Well I decided to geek out yet again (the correct week this time) at Barnes & Noble to hear Patti Smith get interviewed for the release of her new book “Just Kids.” It is about the love between her and Robert Mapplethorpe. Listening to Patti speak is like listening to a constant reading of poetry. The story of her coming to NY, working in book shops, getting saved from a horrible date by Robert, and how their love from then on lived, and grasped on to each other for dear life throughout the trials of being a poor artist in NYC; all the way to the Chelsea Hotel. (Although it was funny at one point someone commented about Robert being the love of her life to which she replied “no I think my husband was my love on my life.”) But still. Their tie is everlasting. It was so very interesting to me. A few things that really hit my core:
First of all, as beautifully spoken as Patti was, at one point mid-expression she said the word “something” as “sum’m.” I don’t know; it just made me feel like everything was even more beautiful and raw.
She said that Robert asked her on his death-bed “Did art get us?” And she spoke about how when we are artists or writers, we look at the world constantly for ways to express or change what we see in some way.
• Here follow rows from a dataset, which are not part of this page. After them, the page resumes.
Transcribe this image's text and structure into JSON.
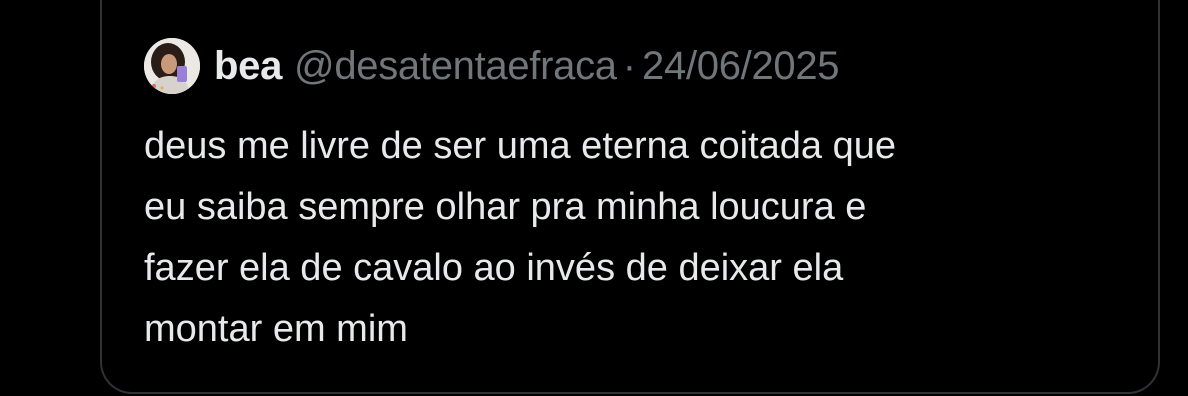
{
  "quoted_post": {
    "author": {
      "display_name": "bea",
      "handle": "@desatentaefraca",
      "avatar_icon": "profile-photo-icon"
    },
    "separator": "·",
    "date": "24/06/2025",
    "text": "deus me livre de ser uma eterna coitada que\neu saiba sempre olhar pra minha loucura e\nfazer ela de cavalo ao invés de deixar ela\nmontar em mim"
  },
  "colors": {
    "background": "#000000",
    "text_primary": "#e7e9ea",
    "text_secondary": "#71767b",
    "border": "#2f3336"
  }
}
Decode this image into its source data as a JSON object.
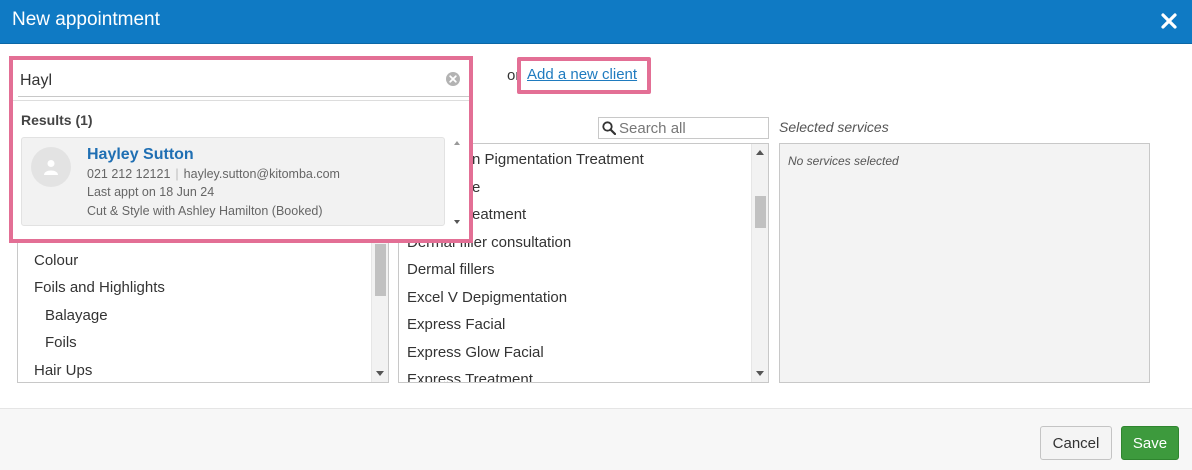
{
  "dialog": {
    "title": "New appointment"
  },
  "client_search": {
    "value": "Hayl",
    "results_heading": "Results (1)",
    "results": [
      {
        "name": "Hayley Sutton",
        "phone": "021 212 12121",
        "email": "hayley.sutton@kitomba.com",
        "last_appt": "Last appt on 18 Jun 24",
        "service_line": "Cut & Style with Ashley Hamilton (Booked)"
      }
    ]
  },
  "or_text": "or",
  "add_client_label": "Add a new client",
  "search_all": {
    "placeholder": "Search all"
  },
  "selected_services": {
    "label": "Selected services",
    "empty": "No services selected"
  },
  "categories": [
    "Colour",
    "Foils and Highlights",
    "Balayage",
    "Foils",
    "Hair Ups"
  ],
  "services": [
    "n Pigmentation Treatment",
    "e",
    "eatment",
    "Dermal filler consultation",
    "Dermal fillers",
    "Excel V Depigmentation",
    "Express Facial",
    "Express Glow Facial",
    "Express Treatment"
  ],
  "footer": {
    "cancel": "Cancel",
    "save": "Save"
  },
  "colors": {
    "header": "#0f7ac4",
    "highlight": "#e36f95",
    "save": "#3d9a3d",
    "link": "#1f7bbf"
  },
  "icons": {
    "close": "close-icon",
    "clear": "clear-search-icon",
    "search": "search-icon",
    "avatar": "user-icon"
  }
}
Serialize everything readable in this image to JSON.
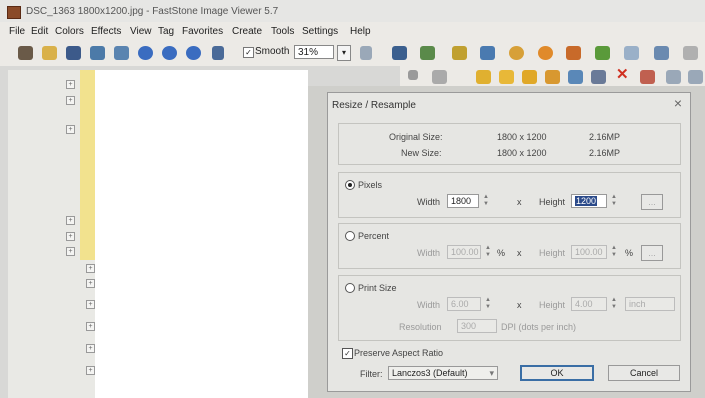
{
  "window": {
    "title": "DSC_1363 1800x1200.jpg - FastStone Image Viewer 5.7"
  },
  "menu": [
    "File",
    "Edit",
    "Colors",
    "Effects",
    "View",
    "Tag",
    "Favorites",
    "Create",
    "Tools",
    "Settings",
    "Help"
  ],
  "toolbar": {
    "smooth_label": "Smooth",
    "zoom_value": "31%"
  },
  "dialog": {
    "title": "Resize / Resample",
    "close": "×",
    "original_size_label": "Original Size:",
    "original_size_value": "1800 x 1200",
    "original_size_mp": "2.16MP",
    "new_size_label": "New Size:",
    "new_size_value": "1800 x 1200",
    "new_size_mp": "2.16MP",
    "pixels": {
      "label": "Pixels",
      "width_label": "Width",
      "width_value": "1800",
      "x": "x",
      "height_label": "Height",
      "height_value": "1200",
      "extra_button": "..."
    },
    "percent": {
      "label": "Percent",
      "width_label": "Width",
      "width_value": "100.00",
      "pct": "%",
      "x": "x",
      "height_label": "Height",
      "height_value": "100.00",
      "pct2": "%",
      "extra_button": "..."
    },
    "print": {
      "label": "Print Size",
      "width_label": "Width",
      "width_value": "6.00",
      "x": "x",
      "height_label": "Height",
      "height_value": "4.00",
      "unit": "inch",
      "resolution_label": "Resolution",
      "resolution_value": "300",
      "dpi_label": "DPI (dots per inch)"
    },
    "preserve_label": "Preserve Aspect Ratio",
    "filter_label": "Filter:",
    "filter_value": "Lanczos3 (Default)",
    "ok": "OK",
    "cancel": "Cancel"
  }
}
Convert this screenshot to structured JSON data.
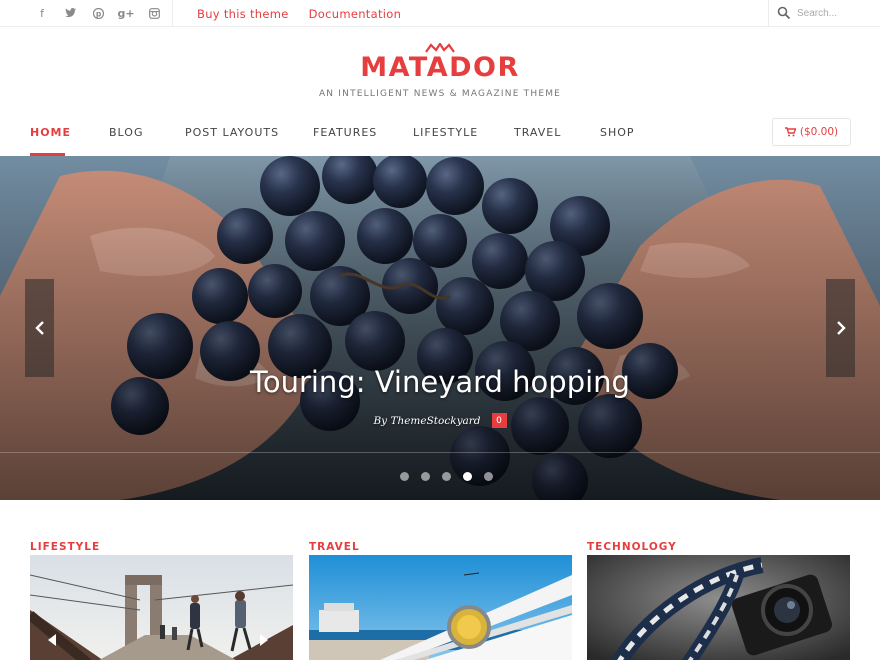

And perhaps that makes us almost too busy thinking to live in the present. Because we want to take that present and make it art. (This was the crux of it, with, ironically, my expression of what she said). Something lit up in my brain when she spoke about this concept. I am very thankful.
She told a story of Janis Joplin, and how she shadowed her back to the Hotel (Chelsea) one evening, and how Janis was talking about being surrounded by men constantly and always ending up alone. Patti comforted her and all her boas, and left her room, calling her “a pearl of a girl.” I mean this is like a first-degree history lesson for me. Love it.
Patti also sang some tunes with Lenny, used the expression “committing art,” (which will now be a huge part of my vocabulary), and saluted Kate McGarrigle.
If I were my own best friend, I’d look me in the eyes and question why I love so hard toward those who don’t give a damn. But instead, I’m just myself and I turn with a smile and pour my love into the next set of of one way looking glasses.
Kiddies & Martinis
So my sister’s kids have a family wedding coming up so sister asked mother to sew aprons for them so they don’t destroy their clothes while eating. Came home last week, and mother proudly shows me the “perfect!” fabric she found for this project. It was black and COVERED in martini glasses. I started laughing hysterically thinking it was a joke, but realized rather quickly that it was not at all. So I went with it. And, I mean, now she’s making me a skirt out of the print, too.
I have a very vivid memory of me sitting on the kitchen floor trying to smooth out the worry wrinkles in both my father and mother’s foreheads when I was very little. I distinctly remember how troubling it was that when I released my little fingers the worry lines were there right away…(not) Once again. Now I here I am trying to battle those similar lines. With no girl and no boy trying to straighten them out.
I finally feel like I have a focus for a real leap into my future. I want to get into a program in an IV league school which requires me to take the GRE’s. I was never good at math, in fact…In high school I used to cry and leave class regularly because it just didn’t get along with me. And now here I am with three different math workbooks in front of me reviewing the very basic of math concepts. I still don’t understand it. I keep telling myself I can do this. So does everyone else around me. But then I googled some math terms, and the great world of Google lead me to a THIRD GRADE math curriculum’s website. Yikes. I can do this, I can do this, I can do this. Right?